As for semiresume, it looks like something that needs touching Noise libs. This is doable but for example Flynn haven't answered anything to my pull request which implements XXFallback yet,
https://github.com/flynn/noise/pull/9
so I'll have to use my own go Noise library for Noise socket and that's why I haven’t added Pipes to Noise Socket PoC yet. Maybe later I'll fork and continue development 

Also, I don't know about other use cases but ours involves using certificate-like entities(we call them cards) which can sign. And I thought of signing static noise key instead of ugly extracting it from cards and comparing. This looks like semi-static keys to me because I can generate "s" and "e" as often as I can and sign them  with server card.



-----Original Message-----
From: Trevor Perrin [mailto:trevp at trevp.net] 
Sent: Wednesday, March 22, 2017 12:21 PM
To: Alexey Ermishkin <scratch.net at gmail.com>
Cc: noise <noise at moderncrypto.org>
Subject: Re: Resumption (was Re: Channel-bound keys)
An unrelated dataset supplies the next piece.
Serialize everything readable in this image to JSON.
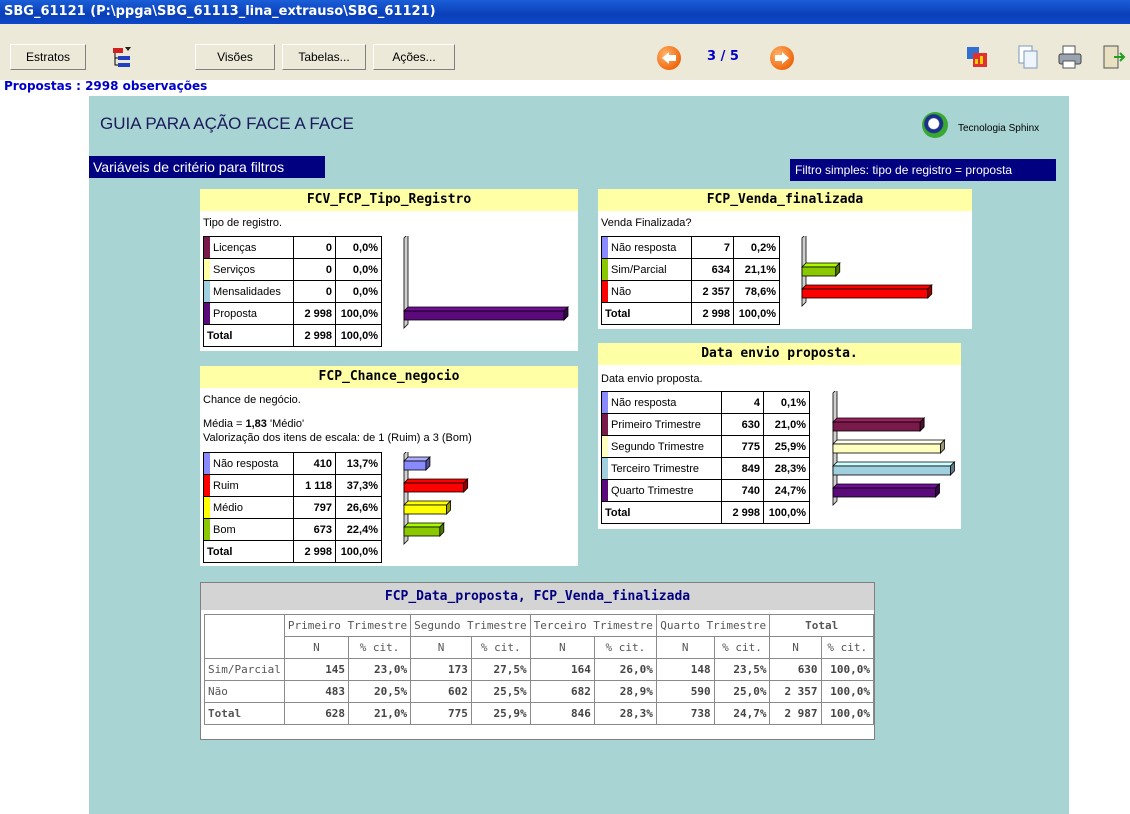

On Mon, Mar 20, 2017 at 12:51 AM, Trevor Perrin <trevp at trevp.net> wrote:
> On Sun, Mar 19, 2017 at 9:44 AM, Alexey Ermishkin <scratch.net at gmail.com> wrote:
>>
>> Do you think this should go into v1 or can wait till v2?
>
>
> I was thinking about this for the Noise framework (main spec).  As a 
> framework, Noise should be capable of any 0-RTT method (static public 
> keys, semi-ephemeral public keys, or resumption PSKs).
[...]
> Probably doesn't answer your question!  I'd be fine with a simple 
> NoiseSocket for "v1", with no 0-RTT, so we can just get something out 
> quickly

Thinking on this more, I think the best options for NoiseSocket are either:

(A) No 0-RTT, keep it simple

(B) Semi-ephemeral 0-RTT, where the server's first response always contains its current "resumption public key" in the payload, which is either a semi-ephemeral public key, or just a copy of the server's static public key.  The client can use the resumption public key for an IK+semiresume resumption.

This is better than plain IK, because it allows the semi-ephemeral to be rotated more quickly, for forward secrecy.  It's not much more complicated than IK (the server can use its static public key in place of the semi-ephemeral, to avoid extra key management).

Compared to resumption PSKs this has:
  - Better security (stronger resistance to key-compromise impersonation, due to public-key crypto)
  - More flexibility, since it allows 0-RTT initial connections if you can look up the resumption public key, not just resumptions
  - Simpler, since less juggling of session tickets (and no worry that re-use of session tickets will be "linkable" to an observer).